C'è un racconto agghiacciante che si ripete, a partire dalla Seconda guerra mondiale, al passaggio di quella che era l'armata rossa e poi ora è diventata l'armata russa. Un racconto tragico dove ogni distinzione tra civili e militari salta, dove si misura tutta la differenza tra le giovani reclute russe e quelle seconde linee che arrivano dietro alle giovani reclute. Una storia che tante volte è stata messa sotto il tappeto perché, per motivi diversi, l'Occidente ha preferito non ascoltarla. Partiamo da una testimonianza che divenne addirittura un libro. Si intitola Come sopravvivere all'occupazione sovietica. Una guida per gli sprovveduti ed è firmato da Alexandra Orme una nobile polacco-ungherese che venne «liberata» dall'Armata rossa.
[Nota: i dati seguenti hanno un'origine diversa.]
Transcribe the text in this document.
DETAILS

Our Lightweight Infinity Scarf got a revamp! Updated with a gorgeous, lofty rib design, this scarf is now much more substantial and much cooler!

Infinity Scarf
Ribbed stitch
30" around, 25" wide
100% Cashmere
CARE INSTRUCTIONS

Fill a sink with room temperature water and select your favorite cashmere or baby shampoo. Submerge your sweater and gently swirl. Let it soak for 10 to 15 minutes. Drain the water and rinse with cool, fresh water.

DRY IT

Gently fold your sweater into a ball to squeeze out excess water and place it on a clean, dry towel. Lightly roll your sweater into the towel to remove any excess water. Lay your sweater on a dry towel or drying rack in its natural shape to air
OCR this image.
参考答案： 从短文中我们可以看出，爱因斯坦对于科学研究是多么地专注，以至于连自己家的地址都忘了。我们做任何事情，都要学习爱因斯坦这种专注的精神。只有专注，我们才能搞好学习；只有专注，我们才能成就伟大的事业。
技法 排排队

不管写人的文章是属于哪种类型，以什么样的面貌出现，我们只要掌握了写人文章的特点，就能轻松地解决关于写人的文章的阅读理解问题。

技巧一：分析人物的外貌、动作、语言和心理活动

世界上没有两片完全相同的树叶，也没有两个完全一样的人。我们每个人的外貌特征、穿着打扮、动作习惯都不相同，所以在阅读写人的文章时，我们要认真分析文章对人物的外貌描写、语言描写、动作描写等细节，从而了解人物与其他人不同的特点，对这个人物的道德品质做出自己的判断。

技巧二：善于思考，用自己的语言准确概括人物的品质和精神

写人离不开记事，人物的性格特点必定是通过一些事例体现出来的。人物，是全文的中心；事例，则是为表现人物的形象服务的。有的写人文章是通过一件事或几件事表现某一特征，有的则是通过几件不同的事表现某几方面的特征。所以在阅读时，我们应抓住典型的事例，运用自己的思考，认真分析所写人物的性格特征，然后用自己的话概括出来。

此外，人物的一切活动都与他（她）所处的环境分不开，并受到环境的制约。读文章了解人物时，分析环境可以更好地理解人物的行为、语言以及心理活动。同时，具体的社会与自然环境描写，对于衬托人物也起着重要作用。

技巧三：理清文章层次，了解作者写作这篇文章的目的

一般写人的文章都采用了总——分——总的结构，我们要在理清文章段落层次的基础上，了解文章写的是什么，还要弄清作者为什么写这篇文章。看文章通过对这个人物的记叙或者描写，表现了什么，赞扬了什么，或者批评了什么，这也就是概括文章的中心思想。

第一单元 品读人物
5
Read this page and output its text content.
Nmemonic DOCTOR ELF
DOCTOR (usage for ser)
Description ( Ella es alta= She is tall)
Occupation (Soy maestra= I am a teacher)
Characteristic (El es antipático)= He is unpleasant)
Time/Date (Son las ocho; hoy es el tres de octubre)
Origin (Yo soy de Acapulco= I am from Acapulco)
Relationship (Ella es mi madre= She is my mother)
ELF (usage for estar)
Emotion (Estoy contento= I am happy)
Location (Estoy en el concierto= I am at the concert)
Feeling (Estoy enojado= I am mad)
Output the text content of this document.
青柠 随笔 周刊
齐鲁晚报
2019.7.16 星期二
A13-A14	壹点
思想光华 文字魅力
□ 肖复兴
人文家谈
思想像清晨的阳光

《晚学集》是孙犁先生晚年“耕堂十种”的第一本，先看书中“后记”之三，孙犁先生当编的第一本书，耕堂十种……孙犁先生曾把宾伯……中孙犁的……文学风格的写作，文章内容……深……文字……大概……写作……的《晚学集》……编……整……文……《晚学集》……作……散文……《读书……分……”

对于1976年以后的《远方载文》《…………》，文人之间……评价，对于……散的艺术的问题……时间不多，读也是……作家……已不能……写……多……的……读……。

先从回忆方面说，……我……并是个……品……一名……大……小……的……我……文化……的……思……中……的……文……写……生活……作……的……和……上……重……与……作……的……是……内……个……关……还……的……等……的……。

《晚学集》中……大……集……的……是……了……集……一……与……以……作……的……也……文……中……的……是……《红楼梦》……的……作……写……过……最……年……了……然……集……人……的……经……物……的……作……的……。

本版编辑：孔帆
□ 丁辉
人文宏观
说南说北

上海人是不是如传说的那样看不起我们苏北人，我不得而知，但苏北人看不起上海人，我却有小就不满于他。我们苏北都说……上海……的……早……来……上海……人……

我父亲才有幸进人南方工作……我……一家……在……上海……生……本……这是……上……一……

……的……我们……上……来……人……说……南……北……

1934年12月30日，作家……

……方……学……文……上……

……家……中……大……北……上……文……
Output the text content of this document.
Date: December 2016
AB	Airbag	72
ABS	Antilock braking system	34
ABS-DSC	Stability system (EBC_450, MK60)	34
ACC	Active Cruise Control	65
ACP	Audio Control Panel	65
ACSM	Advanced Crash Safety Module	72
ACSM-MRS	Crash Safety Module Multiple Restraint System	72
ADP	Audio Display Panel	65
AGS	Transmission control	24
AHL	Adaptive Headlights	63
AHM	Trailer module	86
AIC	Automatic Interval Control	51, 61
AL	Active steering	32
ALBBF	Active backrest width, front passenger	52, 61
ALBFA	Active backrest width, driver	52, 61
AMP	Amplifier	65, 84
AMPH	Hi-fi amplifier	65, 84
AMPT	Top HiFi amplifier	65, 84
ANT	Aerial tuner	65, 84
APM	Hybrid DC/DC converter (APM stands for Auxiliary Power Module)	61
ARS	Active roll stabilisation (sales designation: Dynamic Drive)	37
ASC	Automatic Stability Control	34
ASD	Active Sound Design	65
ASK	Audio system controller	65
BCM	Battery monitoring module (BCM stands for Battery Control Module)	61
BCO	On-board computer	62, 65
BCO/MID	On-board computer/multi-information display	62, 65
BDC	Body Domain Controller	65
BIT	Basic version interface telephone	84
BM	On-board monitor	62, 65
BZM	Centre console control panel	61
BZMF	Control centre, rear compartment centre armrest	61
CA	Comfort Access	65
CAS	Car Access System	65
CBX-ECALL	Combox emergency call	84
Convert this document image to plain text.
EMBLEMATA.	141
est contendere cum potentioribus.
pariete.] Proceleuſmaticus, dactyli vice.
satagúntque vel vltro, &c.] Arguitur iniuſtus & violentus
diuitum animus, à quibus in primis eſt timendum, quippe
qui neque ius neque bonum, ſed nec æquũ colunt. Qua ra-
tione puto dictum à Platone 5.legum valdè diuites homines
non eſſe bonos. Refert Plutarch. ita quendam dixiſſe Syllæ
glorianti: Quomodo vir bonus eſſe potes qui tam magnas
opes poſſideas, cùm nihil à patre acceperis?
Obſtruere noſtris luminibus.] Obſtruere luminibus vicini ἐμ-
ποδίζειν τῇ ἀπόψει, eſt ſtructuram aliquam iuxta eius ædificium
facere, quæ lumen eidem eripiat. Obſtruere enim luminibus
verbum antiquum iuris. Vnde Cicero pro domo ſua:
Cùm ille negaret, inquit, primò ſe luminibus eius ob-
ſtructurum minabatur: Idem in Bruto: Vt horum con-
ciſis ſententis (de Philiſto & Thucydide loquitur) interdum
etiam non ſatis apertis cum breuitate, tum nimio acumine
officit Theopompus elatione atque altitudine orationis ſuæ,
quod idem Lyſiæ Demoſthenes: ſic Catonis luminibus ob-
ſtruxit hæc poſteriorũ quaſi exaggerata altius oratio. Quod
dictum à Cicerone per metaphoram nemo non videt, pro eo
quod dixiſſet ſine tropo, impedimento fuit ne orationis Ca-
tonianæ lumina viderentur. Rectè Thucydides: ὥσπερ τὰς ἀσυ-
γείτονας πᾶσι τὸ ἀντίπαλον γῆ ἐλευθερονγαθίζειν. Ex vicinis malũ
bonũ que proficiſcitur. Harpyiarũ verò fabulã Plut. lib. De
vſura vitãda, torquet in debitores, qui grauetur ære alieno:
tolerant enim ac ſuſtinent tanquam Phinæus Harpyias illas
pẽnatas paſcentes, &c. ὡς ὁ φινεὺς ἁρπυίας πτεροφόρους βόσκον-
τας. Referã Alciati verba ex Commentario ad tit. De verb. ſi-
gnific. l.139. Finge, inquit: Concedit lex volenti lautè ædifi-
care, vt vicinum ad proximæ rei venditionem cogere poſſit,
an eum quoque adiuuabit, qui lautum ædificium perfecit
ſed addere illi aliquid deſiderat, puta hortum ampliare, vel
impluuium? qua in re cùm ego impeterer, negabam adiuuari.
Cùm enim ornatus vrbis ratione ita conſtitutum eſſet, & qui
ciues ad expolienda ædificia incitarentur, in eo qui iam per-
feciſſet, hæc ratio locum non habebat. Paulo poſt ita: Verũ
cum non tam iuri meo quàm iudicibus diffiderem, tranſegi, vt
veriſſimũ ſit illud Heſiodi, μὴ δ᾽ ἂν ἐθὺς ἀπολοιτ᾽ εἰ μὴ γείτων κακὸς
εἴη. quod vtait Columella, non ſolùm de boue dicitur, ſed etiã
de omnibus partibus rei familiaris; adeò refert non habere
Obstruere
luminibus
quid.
Dopo aver patito tutto il patibile nell'Ungheria occupata dai nazisti si trovò alla mercé dei sovietici. I primi ad arrivare: soldati di leva, privi di tutto, che sopravvivono razziando il territorio in cui avanzano. Feroci? La maggior parte no, ma predatori per necessità. Dietro di loro poi personaggi decisamente diversi. Potremmo descriverli come commissari politici et similia. Ne hanno paura i soldati russi, ne hanno paura, ma non abbastanza, i civili. E molti entrano per essere interrogati e non ritornano. Lo scopo? Denazificare, ieri e oggi. Peccato che ad essere «nazificati» per essere eliminati siano le precedenti vittime dei nazisti.

Una narrazione quella della Orme, che con un grande tratto di umanità, si guarda bene dal rinchiudere i russi nella categoria dei «cattivi», che emerge identica anche in una miriade di documenti sull'avanzata dell'Armata rossa in Germania. Vi fu un quantitativo di violenze incredibile, in nessun modo paragonabile con quelle, pur esistenti, avvenute nei luoghi dove avanzavano le truppe occidentali. C'era la rabbia, comprensibile, dei sovietici per quello che era stato fatto nei loro territori dalle truppe della Wehrmacht e dalle SS. Ma c'era anche altro. La precisa volontà di Stalin di non fermare in nessun modo quella rabbia, anzi... Di ripulire anche etnicamente una serie di territori per renderli controllabili. Spingendo verso Occidente una massa di 14 milioni di profughi. Tutto finito sotto il tappeto perché i tedeschi, colpevoli di altre atrocità, non potevano certamente trovare facilmente credito.

Ma questo meccanismo di violenza e mistificazione si è ripresentato, nell'occupazione dell'Ungheria in rivolta nel 1956. Le truppe russe stanziate nel Paese, i soldati «normali», fraternizzarono con gli insorti, rifiutarono in molti casi di colpire i civili. Le truppe vennero cambiate, prelevandole dalle zone più remote dell'Urss. Come vennero a quel punto etichettati i ribelli capeggiati da Imre Nagy (che era comunista)? Contro rivoluzionari fascisti, che miravano a ripristinare un governo delle Croci Frecciate. Di nuovo una comoda reductio ad hitlerum che venne rapidamente sposata dai partiti comunisti occidentali. Come oggi in Occidente, c'è chi non vuol vedere l'aggressività di Mosca o la metodica usata per mandare avanti le sue truppe di leva, con i reparti speciali alle spalle. Il risultato di questo copione sono fosse comuni, esecuzioni sommarie e saccheggi. Tutte cose accadute anche in Siria e in Cecenia dove però l'Occidente gassificato ha chiuso gli occhi.

Quanto? Un noto giornalista free lance, Oz Katerji, nei primi giorni dell'invasione segnalò cosa aveva appreso in Siria: «Non rivelare mai l'ubicazione dei centri di accoglienza per donne e bambini, le cliniche sul campo... La Russia li prenderà di mira per primi. Non rivelare nemmeno all'Onu. La Russia vi accederà».